Со стороны он действительно был смешон: нелепая фигура со вздернутыми плечами, толстая нижняя губа, шмыганье носом… И все это было завернуто в обшарпанное демисезонное пальто, в шапчонку детского размера, в разбитые двенадцатирублевые ботинки со шнурками в узлах. Он походил на нахохленную зябнущую птицу и постоянно смотрел себе под ноги.

Падал снег. Ровно, как по отвесу, ложился на детскую шапку Петра, на желтую от фонарей платформу.

В добром настроении глянул он на окна своей квартиры, подумал, как лучше попросить хотя бы пятнадцать рублей в долг.

«Здравствуй, Шура», — скажет он.

«Здравствуй, — ответит она. — Что это ты весь в снегу? Опять снег идет?»

«Снег. Прямо течет, иначе не скажешь…»

«Ну, снимай пальто…»

«А хозяин дома?» — снисходительно польстит Петр.

«Нет…»

Или: да? Ну, допустим, нет.

«Тогда я подожду. Мне с ним надо переговорить по делу».

«Милости прошу».

Петр разувается.

«Шторы-то не купили еще?»

«Шторы? Да зачем они нам? Была бы своя квартира. А так: по морям, по волнам…»

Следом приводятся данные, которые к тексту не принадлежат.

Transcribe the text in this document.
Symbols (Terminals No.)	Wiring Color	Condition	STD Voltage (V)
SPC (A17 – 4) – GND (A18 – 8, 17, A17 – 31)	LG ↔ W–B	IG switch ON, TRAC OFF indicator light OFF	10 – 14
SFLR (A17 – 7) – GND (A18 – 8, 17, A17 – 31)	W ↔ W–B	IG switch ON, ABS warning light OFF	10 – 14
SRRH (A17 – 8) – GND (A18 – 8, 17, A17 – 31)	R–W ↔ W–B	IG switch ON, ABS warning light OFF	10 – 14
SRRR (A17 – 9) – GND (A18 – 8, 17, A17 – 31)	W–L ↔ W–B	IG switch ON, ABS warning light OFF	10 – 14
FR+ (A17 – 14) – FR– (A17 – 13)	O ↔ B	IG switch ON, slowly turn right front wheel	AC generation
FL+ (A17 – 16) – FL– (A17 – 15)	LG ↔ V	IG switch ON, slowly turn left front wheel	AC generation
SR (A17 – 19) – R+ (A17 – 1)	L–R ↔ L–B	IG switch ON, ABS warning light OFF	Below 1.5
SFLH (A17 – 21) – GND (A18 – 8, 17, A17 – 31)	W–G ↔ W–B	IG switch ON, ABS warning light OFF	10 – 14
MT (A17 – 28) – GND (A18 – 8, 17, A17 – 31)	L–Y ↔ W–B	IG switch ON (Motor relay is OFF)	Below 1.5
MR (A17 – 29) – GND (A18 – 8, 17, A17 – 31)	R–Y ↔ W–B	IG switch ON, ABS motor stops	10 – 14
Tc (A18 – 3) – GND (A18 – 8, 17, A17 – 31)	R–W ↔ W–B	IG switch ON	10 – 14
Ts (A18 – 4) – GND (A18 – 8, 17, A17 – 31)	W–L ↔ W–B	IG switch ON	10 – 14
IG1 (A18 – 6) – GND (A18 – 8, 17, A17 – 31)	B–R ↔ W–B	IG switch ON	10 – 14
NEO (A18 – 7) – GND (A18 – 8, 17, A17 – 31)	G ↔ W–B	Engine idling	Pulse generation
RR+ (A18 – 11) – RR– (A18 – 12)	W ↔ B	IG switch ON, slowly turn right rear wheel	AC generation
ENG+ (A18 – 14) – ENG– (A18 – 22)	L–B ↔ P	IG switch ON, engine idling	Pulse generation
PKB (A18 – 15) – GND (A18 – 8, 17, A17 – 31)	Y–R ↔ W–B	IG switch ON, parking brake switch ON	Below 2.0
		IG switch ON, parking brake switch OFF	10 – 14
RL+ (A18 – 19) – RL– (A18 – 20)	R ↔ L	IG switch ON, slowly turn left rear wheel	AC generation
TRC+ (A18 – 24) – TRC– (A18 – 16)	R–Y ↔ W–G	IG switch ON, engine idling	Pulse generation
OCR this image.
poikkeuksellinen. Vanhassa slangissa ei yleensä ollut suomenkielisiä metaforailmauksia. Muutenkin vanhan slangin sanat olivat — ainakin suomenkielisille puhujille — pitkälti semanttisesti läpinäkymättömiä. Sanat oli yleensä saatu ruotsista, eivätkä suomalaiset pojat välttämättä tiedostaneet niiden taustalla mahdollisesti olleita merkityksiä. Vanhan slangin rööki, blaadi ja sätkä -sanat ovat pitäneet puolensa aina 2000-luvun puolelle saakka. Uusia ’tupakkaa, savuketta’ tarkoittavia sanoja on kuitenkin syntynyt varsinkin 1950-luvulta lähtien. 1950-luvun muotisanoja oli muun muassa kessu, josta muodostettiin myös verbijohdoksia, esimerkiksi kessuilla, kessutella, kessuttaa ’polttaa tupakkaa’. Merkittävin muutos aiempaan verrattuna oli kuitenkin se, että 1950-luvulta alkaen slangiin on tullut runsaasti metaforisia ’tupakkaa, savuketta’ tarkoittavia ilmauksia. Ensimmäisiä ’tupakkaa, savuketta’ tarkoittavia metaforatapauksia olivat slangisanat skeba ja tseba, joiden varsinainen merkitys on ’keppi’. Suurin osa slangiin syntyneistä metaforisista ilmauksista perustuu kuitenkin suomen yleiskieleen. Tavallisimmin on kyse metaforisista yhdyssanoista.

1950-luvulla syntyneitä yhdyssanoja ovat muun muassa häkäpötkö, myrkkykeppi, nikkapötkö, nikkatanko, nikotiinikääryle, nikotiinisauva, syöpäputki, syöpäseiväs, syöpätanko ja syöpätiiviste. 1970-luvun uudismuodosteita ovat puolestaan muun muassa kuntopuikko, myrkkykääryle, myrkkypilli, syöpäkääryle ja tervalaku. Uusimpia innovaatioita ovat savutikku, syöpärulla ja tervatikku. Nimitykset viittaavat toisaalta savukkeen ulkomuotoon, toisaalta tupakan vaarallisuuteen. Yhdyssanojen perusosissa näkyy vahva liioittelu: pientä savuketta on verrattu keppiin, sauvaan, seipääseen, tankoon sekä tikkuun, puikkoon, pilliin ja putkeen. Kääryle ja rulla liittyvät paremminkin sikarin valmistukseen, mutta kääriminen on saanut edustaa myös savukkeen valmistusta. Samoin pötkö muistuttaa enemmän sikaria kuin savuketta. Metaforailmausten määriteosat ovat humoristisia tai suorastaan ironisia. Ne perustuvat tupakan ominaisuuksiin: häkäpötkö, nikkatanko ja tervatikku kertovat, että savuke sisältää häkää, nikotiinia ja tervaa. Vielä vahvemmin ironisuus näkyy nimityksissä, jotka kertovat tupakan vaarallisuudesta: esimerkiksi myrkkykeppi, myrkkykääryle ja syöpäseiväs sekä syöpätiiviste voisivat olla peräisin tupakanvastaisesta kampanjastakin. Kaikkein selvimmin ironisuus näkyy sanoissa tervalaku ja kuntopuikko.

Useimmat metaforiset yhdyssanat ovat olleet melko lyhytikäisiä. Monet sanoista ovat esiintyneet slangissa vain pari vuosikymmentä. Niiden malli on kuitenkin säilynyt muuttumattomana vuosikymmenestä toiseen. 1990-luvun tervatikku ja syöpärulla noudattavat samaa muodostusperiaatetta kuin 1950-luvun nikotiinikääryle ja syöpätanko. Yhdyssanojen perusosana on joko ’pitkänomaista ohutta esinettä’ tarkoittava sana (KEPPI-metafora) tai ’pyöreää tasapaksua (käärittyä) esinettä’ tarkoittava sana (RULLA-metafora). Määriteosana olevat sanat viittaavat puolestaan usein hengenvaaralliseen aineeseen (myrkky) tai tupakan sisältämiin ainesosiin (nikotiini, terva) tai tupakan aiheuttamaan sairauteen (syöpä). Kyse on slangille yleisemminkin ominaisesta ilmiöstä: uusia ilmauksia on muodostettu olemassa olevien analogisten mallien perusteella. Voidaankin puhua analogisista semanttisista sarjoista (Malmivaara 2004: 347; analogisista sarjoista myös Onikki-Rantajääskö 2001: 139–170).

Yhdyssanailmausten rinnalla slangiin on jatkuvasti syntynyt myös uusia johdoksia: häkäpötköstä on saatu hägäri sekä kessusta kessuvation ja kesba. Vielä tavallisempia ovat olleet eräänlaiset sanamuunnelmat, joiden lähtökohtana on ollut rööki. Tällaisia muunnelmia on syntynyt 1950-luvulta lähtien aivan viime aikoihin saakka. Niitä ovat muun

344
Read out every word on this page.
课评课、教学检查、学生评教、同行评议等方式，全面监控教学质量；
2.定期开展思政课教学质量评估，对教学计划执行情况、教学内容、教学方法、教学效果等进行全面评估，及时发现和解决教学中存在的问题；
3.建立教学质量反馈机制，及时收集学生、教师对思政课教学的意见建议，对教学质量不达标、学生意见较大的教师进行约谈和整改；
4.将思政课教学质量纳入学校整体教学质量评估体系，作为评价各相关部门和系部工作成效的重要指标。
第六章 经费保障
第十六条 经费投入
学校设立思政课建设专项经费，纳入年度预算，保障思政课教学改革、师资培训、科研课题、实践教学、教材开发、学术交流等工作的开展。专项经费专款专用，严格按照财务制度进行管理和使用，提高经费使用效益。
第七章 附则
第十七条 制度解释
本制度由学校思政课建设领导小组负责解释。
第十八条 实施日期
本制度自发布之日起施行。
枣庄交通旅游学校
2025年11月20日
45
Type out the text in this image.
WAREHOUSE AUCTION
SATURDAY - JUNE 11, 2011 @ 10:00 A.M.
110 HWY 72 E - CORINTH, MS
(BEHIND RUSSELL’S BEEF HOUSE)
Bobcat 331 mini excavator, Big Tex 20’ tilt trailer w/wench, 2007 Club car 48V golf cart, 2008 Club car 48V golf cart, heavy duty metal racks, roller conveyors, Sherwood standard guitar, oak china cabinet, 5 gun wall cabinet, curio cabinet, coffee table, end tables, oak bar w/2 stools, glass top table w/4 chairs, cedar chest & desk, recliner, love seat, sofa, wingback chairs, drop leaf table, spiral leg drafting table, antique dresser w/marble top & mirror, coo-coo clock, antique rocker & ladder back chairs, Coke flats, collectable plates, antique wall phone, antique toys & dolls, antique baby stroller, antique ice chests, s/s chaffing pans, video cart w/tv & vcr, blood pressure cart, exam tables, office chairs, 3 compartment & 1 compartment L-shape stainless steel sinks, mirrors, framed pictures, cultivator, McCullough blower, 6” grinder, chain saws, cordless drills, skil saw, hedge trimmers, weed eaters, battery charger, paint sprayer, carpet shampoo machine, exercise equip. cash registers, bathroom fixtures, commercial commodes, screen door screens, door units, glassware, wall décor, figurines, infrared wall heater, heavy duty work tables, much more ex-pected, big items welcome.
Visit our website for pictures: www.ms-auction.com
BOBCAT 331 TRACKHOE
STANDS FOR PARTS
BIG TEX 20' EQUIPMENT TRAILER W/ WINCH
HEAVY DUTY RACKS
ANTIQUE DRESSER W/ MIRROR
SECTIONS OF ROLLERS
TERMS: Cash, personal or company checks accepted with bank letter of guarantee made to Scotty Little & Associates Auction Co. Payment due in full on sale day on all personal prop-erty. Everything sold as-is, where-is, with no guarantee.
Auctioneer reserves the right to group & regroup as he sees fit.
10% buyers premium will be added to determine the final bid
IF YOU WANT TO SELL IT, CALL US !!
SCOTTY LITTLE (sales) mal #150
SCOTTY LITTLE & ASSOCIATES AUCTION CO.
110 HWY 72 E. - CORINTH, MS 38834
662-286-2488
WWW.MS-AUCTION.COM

«Жми на мужика, — скажет Петр, — пусть крутится».

Шура вздохнет:

«У него одни гулянки на уме…»

«Ну? Значит не нагулялся еще…»

Что будет дальше между ним и Шурой, он додумывать не стал. Так спокойней. А если Анатолий дома? Тогда:

«Привет, Шура… Толик — привет… — и сразу пальто на вешалку. Нужны быстрота и натиск. — Ну, как? Что шторы-то не купите? Мало получаете или мало кому должны?.. Да… Деньги, деньги…»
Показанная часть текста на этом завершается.